Reread. If it’s been just a few days, reread the last chapter. If it’s been more than a week or so, read what you have written so far, from the first to the last page, to get yourself not only back into the story, but also to reorient yourself to the flow of the story thus far. It’s more than simply figuring out where to go next. It’s recapturing the flow, the voice, the tension, the characters, the setting. Immerse yourself in it as a first-time reader would and you’ll be propelled forward in the story by the momentum you’ve hopefully built up. Plus you’ll see if what you’ve written thus far still holds up after letting it rest.
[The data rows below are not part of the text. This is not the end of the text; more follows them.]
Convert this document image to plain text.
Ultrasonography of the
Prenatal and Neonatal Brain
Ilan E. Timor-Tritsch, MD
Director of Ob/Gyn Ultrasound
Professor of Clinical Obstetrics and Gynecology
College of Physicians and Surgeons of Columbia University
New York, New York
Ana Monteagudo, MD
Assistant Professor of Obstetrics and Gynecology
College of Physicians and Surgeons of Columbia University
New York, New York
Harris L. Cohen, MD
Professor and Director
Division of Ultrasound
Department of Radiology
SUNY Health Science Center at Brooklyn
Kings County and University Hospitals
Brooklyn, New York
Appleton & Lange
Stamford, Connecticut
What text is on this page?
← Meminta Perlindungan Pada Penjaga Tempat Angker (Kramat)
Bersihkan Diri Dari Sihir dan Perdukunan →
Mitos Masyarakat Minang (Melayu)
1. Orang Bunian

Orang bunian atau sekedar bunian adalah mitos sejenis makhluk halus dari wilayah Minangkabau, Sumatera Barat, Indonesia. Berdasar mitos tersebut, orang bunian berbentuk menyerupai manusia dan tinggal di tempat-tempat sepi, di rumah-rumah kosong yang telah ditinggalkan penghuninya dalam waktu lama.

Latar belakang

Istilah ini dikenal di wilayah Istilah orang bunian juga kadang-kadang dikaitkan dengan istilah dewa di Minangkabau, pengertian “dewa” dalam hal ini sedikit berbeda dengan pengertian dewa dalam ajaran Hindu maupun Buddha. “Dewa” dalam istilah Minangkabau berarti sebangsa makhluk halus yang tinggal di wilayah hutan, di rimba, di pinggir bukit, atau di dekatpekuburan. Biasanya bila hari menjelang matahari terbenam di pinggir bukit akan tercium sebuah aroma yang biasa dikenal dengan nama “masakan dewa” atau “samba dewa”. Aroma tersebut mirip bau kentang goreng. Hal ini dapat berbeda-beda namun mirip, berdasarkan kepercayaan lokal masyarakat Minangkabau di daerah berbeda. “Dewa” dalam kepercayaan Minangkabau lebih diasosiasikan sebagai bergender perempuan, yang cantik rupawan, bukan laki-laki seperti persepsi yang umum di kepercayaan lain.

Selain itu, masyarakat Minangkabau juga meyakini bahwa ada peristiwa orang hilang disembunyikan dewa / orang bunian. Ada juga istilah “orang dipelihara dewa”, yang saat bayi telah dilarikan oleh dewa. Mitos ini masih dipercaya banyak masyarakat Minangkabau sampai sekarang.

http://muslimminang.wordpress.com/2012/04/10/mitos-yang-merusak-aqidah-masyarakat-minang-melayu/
You can also listen to what you’ve written, which gives the story another dimension altogether.

Outline. After that, see if you can outline what happens in the next few chapters. It helps to have at least a small idea of the road ahead. Just seeing a paragraph of synopsis (which I tend to write before an actual chapter is written) can almost trick you into thinking you’ve already written that chapter and give you a small feeling of accomplishment, which you can then ride into the actual writing of that chapter. Then, when it’s written, you can go back and tweak your synopsis to match what you actually wrote. In this way you are also finishing a chapter-by-chapter synopsis to put into your book proposal later. Two birds, one stone.

Research. Read over any research notes you may have taken to put you back into that world and spark your imagination with possibilities for your characters. If you are writing anything besides contemporary fiction that is set in a city like your own, you need to put yourself back in the right place, the right time period, and the right clothes. You need to pick up those speech patterns you’ve given your characters. You need to reorient yourself to that world, reintroduce yourself to its problems.

Now stop fooling around on the internet and get back to work!